Coroner of Cook County
- In office 1896–1900
- Preceded by: James McHale
- Succeeded by: John E. Traeger

Personal details
- Born: March 17, 1844 German Confederation
- Died: February 28, 1920 (aged 75) Chicago, Illinois, United States
- Party: Republican

Military service
- Allegiance: United States of America
- Branch/service: Union Army
- Years of service: 1861–1862
- Rank: Sergeant
- Unit: 1st Kentucky Infantry Regiment
- Battles/wars: American Civil War

= George Berz =

American politician from Illinois

George Berz (March 17, 1844 - February 28, 1920) was a German-American businessman and Republican politician in Chicago.

==Biography==
Berz was born in Germany in 1844 and immigrated with his family to Louisville, Kentucky when he was a child.
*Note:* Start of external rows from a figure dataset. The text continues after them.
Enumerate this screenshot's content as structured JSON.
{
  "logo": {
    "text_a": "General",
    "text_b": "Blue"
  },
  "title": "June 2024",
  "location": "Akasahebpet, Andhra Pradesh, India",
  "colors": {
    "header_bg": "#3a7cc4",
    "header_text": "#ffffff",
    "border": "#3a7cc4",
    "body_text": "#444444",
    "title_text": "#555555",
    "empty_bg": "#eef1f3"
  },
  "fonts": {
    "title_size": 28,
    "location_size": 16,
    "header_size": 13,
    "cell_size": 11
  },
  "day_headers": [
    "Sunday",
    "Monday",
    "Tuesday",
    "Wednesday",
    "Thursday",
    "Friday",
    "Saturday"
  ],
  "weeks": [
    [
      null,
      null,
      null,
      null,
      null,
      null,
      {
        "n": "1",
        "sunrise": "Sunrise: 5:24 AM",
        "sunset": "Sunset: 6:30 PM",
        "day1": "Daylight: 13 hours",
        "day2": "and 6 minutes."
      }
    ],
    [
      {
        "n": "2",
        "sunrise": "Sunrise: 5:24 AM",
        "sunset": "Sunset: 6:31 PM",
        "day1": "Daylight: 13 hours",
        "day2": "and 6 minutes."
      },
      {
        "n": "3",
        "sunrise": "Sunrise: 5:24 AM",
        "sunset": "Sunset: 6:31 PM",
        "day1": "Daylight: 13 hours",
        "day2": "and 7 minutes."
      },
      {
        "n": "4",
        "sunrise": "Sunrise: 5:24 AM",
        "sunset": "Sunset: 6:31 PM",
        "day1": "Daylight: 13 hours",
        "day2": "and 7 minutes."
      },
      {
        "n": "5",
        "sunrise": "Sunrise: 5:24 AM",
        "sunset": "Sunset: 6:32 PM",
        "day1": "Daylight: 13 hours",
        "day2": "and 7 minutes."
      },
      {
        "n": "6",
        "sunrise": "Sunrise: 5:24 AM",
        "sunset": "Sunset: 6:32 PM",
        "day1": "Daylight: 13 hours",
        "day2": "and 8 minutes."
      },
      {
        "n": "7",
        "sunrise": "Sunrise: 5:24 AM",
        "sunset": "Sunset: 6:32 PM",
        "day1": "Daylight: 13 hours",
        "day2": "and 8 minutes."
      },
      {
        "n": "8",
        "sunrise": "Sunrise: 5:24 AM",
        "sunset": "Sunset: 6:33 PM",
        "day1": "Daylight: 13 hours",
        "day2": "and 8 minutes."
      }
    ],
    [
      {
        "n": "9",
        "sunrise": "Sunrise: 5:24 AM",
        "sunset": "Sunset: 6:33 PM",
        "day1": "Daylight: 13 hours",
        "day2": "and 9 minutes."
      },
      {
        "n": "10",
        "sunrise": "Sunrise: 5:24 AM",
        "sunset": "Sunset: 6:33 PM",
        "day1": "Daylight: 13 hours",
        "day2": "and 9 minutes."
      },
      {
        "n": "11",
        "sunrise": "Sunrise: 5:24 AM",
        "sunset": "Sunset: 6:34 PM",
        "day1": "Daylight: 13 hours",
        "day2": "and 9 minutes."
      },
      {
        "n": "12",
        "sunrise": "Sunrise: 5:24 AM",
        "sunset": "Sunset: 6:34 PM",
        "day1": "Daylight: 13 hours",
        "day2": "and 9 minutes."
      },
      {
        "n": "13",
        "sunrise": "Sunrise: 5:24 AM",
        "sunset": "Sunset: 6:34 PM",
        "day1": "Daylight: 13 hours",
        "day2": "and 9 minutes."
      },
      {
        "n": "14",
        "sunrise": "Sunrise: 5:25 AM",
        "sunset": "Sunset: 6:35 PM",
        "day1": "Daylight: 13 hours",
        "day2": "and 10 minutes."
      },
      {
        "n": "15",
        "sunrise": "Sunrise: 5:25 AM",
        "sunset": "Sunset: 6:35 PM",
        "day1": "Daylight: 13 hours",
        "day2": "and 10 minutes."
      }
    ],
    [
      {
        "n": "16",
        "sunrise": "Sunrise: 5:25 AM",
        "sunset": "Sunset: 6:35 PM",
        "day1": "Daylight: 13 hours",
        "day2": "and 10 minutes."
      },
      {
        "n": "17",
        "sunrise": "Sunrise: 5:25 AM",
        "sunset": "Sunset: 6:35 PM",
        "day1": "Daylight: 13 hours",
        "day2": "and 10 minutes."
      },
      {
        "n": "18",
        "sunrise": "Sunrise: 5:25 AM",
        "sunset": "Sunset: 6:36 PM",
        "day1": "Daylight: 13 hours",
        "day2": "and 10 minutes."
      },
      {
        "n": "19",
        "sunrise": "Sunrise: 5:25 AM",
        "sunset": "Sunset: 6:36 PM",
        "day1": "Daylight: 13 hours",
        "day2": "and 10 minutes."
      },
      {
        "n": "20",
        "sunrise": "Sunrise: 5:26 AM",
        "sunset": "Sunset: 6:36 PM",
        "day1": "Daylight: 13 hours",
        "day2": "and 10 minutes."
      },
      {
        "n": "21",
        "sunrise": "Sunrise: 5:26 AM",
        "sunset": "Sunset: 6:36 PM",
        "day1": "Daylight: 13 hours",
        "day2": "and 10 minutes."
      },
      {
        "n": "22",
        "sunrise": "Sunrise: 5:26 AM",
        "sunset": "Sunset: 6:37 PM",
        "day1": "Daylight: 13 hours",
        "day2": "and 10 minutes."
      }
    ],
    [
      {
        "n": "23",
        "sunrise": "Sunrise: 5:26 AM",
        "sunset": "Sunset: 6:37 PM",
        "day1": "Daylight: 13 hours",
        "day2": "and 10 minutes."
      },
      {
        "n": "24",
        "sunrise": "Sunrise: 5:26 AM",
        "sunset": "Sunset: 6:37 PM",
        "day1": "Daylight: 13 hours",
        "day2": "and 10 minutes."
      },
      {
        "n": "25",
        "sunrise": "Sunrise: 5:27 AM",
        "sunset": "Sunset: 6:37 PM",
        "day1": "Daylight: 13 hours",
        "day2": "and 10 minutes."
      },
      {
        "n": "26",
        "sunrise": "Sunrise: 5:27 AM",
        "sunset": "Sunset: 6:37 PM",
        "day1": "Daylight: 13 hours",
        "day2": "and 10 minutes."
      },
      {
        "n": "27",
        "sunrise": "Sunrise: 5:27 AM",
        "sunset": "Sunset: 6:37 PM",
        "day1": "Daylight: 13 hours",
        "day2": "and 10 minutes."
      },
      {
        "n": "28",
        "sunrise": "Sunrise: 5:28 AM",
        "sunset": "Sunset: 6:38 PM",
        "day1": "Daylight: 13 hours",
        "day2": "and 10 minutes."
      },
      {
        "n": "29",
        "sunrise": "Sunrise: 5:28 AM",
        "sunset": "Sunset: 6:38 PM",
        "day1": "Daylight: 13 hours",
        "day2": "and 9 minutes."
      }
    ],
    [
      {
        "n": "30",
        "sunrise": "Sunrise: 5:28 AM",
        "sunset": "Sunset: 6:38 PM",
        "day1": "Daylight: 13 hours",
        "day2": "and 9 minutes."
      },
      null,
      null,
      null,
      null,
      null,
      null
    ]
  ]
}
He enlisted in the Union Army in the American Civil War and was wounded at the Battle of Shiloh in 1862. Following his discharge, he went to Chicago and thereafter operated a hotel on the West Side. A Republican, Berz was appointed Postmaster of the West Division post office by President Benjamin Harrison, an office he held until his appointment as Deputy Sheriff of Cook County. He was elected Coroner of Cook County in 1896 and held office until 1900. He died in 1920 in Chicago.